Barajas International Airport is pretty much the only Madrid airport used by tourists and other visitors on vacations. It is the only international passenger facility in the region, and is the busiest airport in Spain. It is a very large, very modern hub with flights to virtually all corners of the world, flown by nearly every major international airline. Whether you are spending time in Madrid, the beaches around Barcelona and Valencia, or the Balearic Islands such as Ibiza in the Mediterranean, you will find numerous convenient flights. Facilities and passenger services include numerous dining spots, bars and lounges, shopping arcades, and currency changing facilities. There are a few airport hotels, including the deluxe Hilton. Most people using these hotels are business travelers and tourists who have an early flight the next morning or arrive late at night. Those who are spending any significant time in Madrid will usually choose to stay in city hotels that are closest to the major attractions.
The fact that there are no other commercial passenger airports in Madrid Spain is due to a number of factors. Barajas is such an ultramodern facility that it is capable of handling all the passenger traffic into the central part of the country.
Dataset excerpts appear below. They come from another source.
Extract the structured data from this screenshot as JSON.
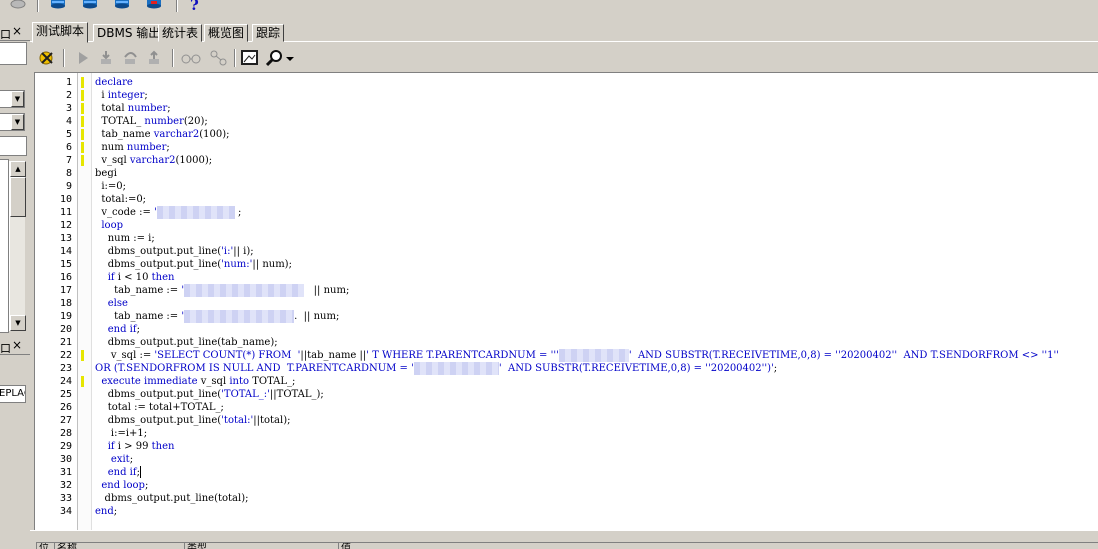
{
  "toolbar": {
    "icons": [
      "disk-icon",
      "database-icon",
      "database-icon",
      "database-icon",
      "database-icon",
      "help-icon"
    ],
    "help_label": "?"
  },
  "left_panel": {
    "top_header_glyph": "口",
    "bottom_header_glyph": "口",
    "close_glyph": "×",
    "replace_tab_label": "EPLAC"
  },
  "tabs": [
    {
      "label": "测试脚本",
      "active": true
    },
    {
      "label": "DBMS 输出",
      "active": false
    },
    {
      "label": "统计表",
      "active": false
    },
    {
      "label": "概览图",
      "active": false
    },
    {
      "label": "跟踪",
      "active": false
    }
  ],
  "editor_toolbar": {
    "icons": [
      "debug-start-icon",
      "run-icon",
      "step-into-icon",
      "step-over-icon",
      "step-out-icon",
      "glasses-icon",
      "breakpoint-icon",
      "image-icon",
      "find-icon",
      "dropdown-arrow-icon"
    ]
  },
  "editor": {
    "modified_lines": [
      1,
      2,
      3,
      4,
      5,
      6,
      7,
      22,
      24
    ],
    "lines": [
      [
        {
          "t": "declare",
          "c": "kw"
        }
      ],
      [
        {
          "t": "  i "
        },
        {
          "t": "integer",
          "c": "kw"
        },
        {
          "t": ";"
        }
      ],
      [
        {
          "t": "  total "
        },
        {
          "t": "number",
          "c": "kw"
        },
        {
          "t": ";"
        }
      ],
      [
        {
          "t": "  TOTAL_ "
        },
        {
          "t": "number",
          "c": "kw"
        },
        {
          "t": "(20);"
        }
      ],
      [
        {
          "t": "  tab_name "
        },
        {
          "t": "varchar2",
          "c": "kw"
        },
        {
          "t": "(100);"
        }
      ],
      [
        {
          "t": "  num "
        },
        {
          "t": "number",
          "c": "kw"
        },
        {
          "t": ";"
        }
      ],
      [
        {
          "t": "  v_sql "
        },
        {
          "t": "varchar2",
          "c": "kw"
        },
        {
          "t": "(1000);"
        }
      ],
      [
        {
          "t": "begi"
        }
      ],
      [
        {
          "t": "  i:=0;"
        }
      ],
      [
        {
          "t": "  total:=0;"
        }
      ],
      [
        {
          "t": "  v_code := "
        },
        {
          "t": "'",
          "c": "str"
        },
        {
          "t": "",
          "blur": 78
        },
        {
          "t": " ;"
        }
      ],
      [
        {
          "t": "  "
        },
        {
          "t": "loop",
          "c": "kw"
        }
      ],
      [
        {
          "t": "    num := i;"
        }
      ],
      [
        {
          "t": "    dbms_output.put_line("
        },
        {
          "t": "'i:'",
          "c": "str"
        },
        {
          "t": "|| i);"
        }
      ],
      [
        {
          "t": "    dbms_output.put_line("
        },
        {
          "t": "'num:'",
          "c": "str"
        },
        {
          "t": "|| num);"
        }
      ],
      [
        {
          "t": "    "
        },
        {
          "t": "if",
          "c": "kw"
        },
        {
          "t": " i < 10 "
        },
        {
          "t": "then",
          "c": "kw"
        }
      ],
      [
        {
          "t": "      tab_name := "
        },
        {
          "t": "'",
          "c": "str"
        },
        {
          "t": "",
          "blur": 120
        },
        {
          "t": "   || num;"
        }
      ],
      [
        {
          "t": "    "
        },
        {
          "t": "else",
          "c": "kw"
        }
      ],
      [
        {
          "t": "      tab_name := "
        },
        {
          "t": "'",
          "c": "str"
        },
        {
          "t": "",
          "blur": 110
        },
        {
          "t": ".  || num;"
        }
      ],
      [
        {
          "t": "    "
        },
        {
          "t": "end if",
          "c": "kw"
        },
        {
          "t": ";"
        }
      ],
      [
        {
          "t": "    dbms_output.put_line(tab_name);"
        }
      ],
      [
        {
          "t": "     v_sql := "
        },
        {
          "t": "'SELECT COUNT(*) FROM  '",
          "c": "str"
        },
        {
          "t": "||tab_name ||"
        },
        {
          "t": "' T WHERE T.PARENTCARDNUM = '''",
          "c": "str"
        },
        {
          "t": "",
          "blur": 70
        },
        {
          "t": "'  AND SUBSTR(T.RECEIVETIME,0,8) = ''20200402''  AND T.SENDORFROM <> ''1''",
          "c": "str"
        }
      ],
      [
        {
          "t": "OR (T.SENDORFROM IS NULL AND  T.PARENTCARDNUM = '",
          "c": "str"
        },
        {
          "t": "",
          "blur": 85
        },
        {
          "t": "'  AND SUBSTR(T.RECEIVETIME,0,8) = ''20200402'')'",
          "c": "str"
        },
        {
          "t": ";"
        }
      ],
      [
        {
          "t": "  "
        },
        {
          "t": "execute immediate",
          "c": "kw"
        },
        {
          "t": " v_sql "
        },
        {
          "t": "into",
          "c": "kw"
        },
        {
          "t": " TOTAL_;"
        }
      ],
      [
        {
          "t": "    dbms_output.put_line("
        },
        {
          "t": "'TOTAL_:'",
          "c": "str"
        },
        {
          "t": "||TOTAL_);"
        }
      ],
      [
        {
          "t": "    total := total+TOTAL_;"
        }
      ],
      [
        {
          "t": "    dbms_output.put_line("
        },
        {
          "t": "'total:'",
          "c": "str"
        },
        {
          "t": "||total);"
        }
      ],
      [
        {
          "t": "     i:=i+1;"
        }
      ],
      [
        {
          "t": "    "
        },
        {
          "t": "if",
          "c": "kw"
        },
        {
          "t": " i > 99 "
        },
        {
          "t": "then",
          "c": "kw"
        }
      ],
      [
        {
          "t": "     "
        },
        {
          "t": "exit",
          "c": "kw"
        },
        {
          "t": ";"
        }
      ],
      [
        {
          "t": "    "
        },
        {
          "t": "end if",
          "c": "kw"
        },
        {
          "t": ";"
        },
        {
          "t": "",
          "caret": true
        }
      ],
      [
        {
          "t": "  "
        },
        {
          "t": "end loop",
          "c": "kw"
        },
        {
          "t": ";"
        }
      ],
      [
        {
          "t": "   dbms_output.put_line(total);"
        }
      ],
      [
        {
          "t": "end",
          "c": "kw"
        },
        {
          "t": ";"
        }
      ]
    ]
  },
  "bottom_grid": {
    "headers": [
      "位",
      "名称",
      "类型",
      "值"
    ]
  }
}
Additionally, the network of rail service throughout the nation is extensive, modern, and relatively inexpensive. It is generally more economical and time efficient to take a train to many destinations than it is to take short flights. This even includes the bordering countries of Portugal and France.
However, there are other airports in Madrid Spain in the suburbs. The Cuatro Vientos Airport is about six miles from the city center on the southwestern boundary of the metropolitan area. There is a flying school here, and it is used by many business travelers and their small private jets. One of the city’s lesser known museums is also located here, and will be fascinating to those with an interest in aviation history. This Madrid airport was the first airfield in the region, opened in 1911, and houses an impressive collection of more than 150 vintage aircraft. In addition, there is an extensive display of photographs, model planes, weapons, and other memorabilia documenting the history of flying in Spain. Entrance is free, and there is service by city metro and trains.
Another of the airports in Madrid Spain is the Torrejon Airport. It is located about fifteen miles northeast of the city, and is also used primarily by private aircraft. It had served as a military airbase for the United States Air Force until it was turned back over to Spain in 1996. This is primarily an industrial and residential suburb, and the airport is located virtually on the boundary of Barajas International Airport that is even closer to the city center.